Germans are obsessive, and at times misguided, about their feelings toward beer, as evidenced by the German Purity Law – or Reinheitsgebot – that dates back to 1516. Originally created as a food safety regulation, it stipulated that beer could only contain three ingredients: barley, hops and water. It has since been modified to allow hops and yeast, but it strictly prohibits spices, sugar and unmalted grains – all used in a huge variety of Belgian, American and British beers to add flavour and complexity. The Reinheitsgebot ensures quality in virtually any German brew, but squashes imagination.
For example, adding lemon during the brewing process is prohibited. Yet interestingly, it’s perfectly acceptable – even encouraged by my tablemates – to start the night with a radler, a 50/50 mixture of beer and lemonade.
In fact radler – which means “cyclists litre”, an ode to a legendary story involving an 1920’s innkeeper on a popular bike trail inventing the concoction so cyclists could avoid getting too drunk to pedal home – is one of only three beverage options available at the volksfest (the third being spezi, a pre-made mixture of cola, lemonade and beer much loved by Bavarians).
I refused to drink radler, and was thankful for the seemingly endless supply of the pure beer that Bavarians have been making such a fuss over since 1516.
I kept a steady pace throughout the night and kept my belly full of roast chicken, incredibly delicious schweinshaxe (roast pork knuckle) and pretzels. It is a true feat of endurance to make it through a whole night in the beer tent; apart from a small carnival outside there is not much to do but drink. Testing your endurance is the fact that a litre of beer costs less than five euros – half the price of Oktoberfest – and happens to be delicious. Then there’s the prosting. Every time anyone wants to make a toast, which is roughly every 43 seconds, the entire table clanks glasses and makes individual eye contact in a big shout of “prost!” before taking another gulp.
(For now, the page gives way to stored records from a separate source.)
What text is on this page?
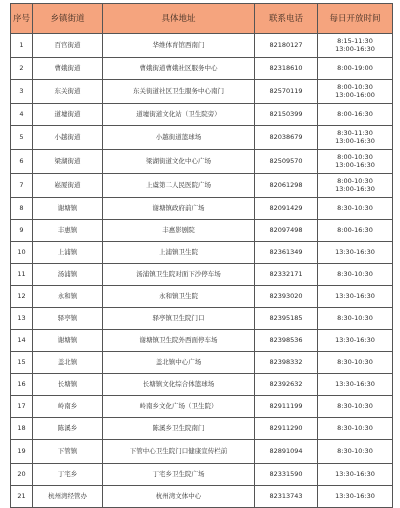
序号	乡镇街道	具体地址	联系电话	每日开放时间
1	百官街道	华维体育馆西南门	82180127	8:15-11:30
13:00-16:30

2	曹娥街道	曹娥街道曹娥社区服务中心	82318610	8:00-19:00

3	东关街道	东关街道社区卫生服务中心南门	82570119	8:00-10:30
13:00-16:00

4	道墟街道	道墟街道文化站（卫生院旁）	82150399	8:00-16:30

5	小越街道	小越街道篮球场	82038679	8:30-11:30
13:00-16:30

6	梁湖街道	梁湖街道文化中心广场	82509570	8:00-10:30
13:00-16:30

7	崧厦街道	上虞第二人民医院广场	82061298	8:00-10:30
13:00-16:30

8	谢塘镇	谢塘镇政府前广场	82091429	8:30-10:30

9	丰惠镇	丰惠影剧院	82097498	8:00-16:30

10	上浦镇	上浦镇卫生院	82361349	13:30-16:30

11	汤浦镇	汤浦镇卫生院对面下沙停车场	82332171	8:30-10:30

12	永和镇	永和镇卫生院	82393020	13:30-16:30

13	驿亭镇	驿亭镇卫生院门口	82395185	8:30-10:30

14	谢塘镇	谢塘镇卫生院外西面停车场	82398536	13:30-16:30

15	盖北镇	盖北镇中心广场	82398332	8:30-10:30

16	长塘镇	长塘镇文化综合体篮球场	82392632	13:30-16:30

17	岭南乡	岭南乡文化广场（卫生院）	82911199	8:30-10:30

18	陈溪乡	陈溪乡卫生院南门	82911290	8:30-10:30

19	下管镇	下管中心卫生院门口健康宣传栏前	82891094	8:30-10:30

20	丁宅乡	丁宅乡卫生院广场	82331590	13:30-16:30

21	杭州湾经管办	杭州湾文体中心	82313743	13:30-16:30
Prosting – like all other matters involving beer – is taken seriously; you do not want to deny a German man with a carefully groomed moustache and 150-year old lederhosen a clank of the glass.
I prosted with the Zeimans to celebrate our reunion, with their father for letting me stay at his house, the guy at the table next to me because he had cool lederhosen, and the girl across from me because her beer was getting heavy and she wanted to make it lighter.
Of course, just in case your table of roughly 10 people runs out of reasons to prost, the massive oompah band that intersperses drinking songs between traditional Bavarian tunes and 1980s American pop hits will make sure you’re keeping an admirable pace..
Really, the only thing stopping you from drinking more beer is avoiding the lengthy bathroom lines. So after hours of prosting, pretzel eating and singing, you have four choices: drink a radler, stop drinking, order another beer or hit the carnival.
As a person who is morally opposed to radler and physically opposed to things that spin me in circles for minutes at a time, I opted for another beer. I drank with old friends and new, celebrating that I’d finally made it here, had my first real Oktoberfestbier and reunited with friends I met years earlier.
It was about 40 prosts later that I got into the conversation with Freuzich about her heritage. My heart-wrenching day had mostly faded into the background of a celebratory night, and this place would soon be a distant memory for me. But, after our talk, I couldn’t help think that for the people who grew up here, that electric fence was always somewhere in the background.
Correction: A previous version of this article incorrectly stated the year that the Dachau concentration camp was built. It has been corrected.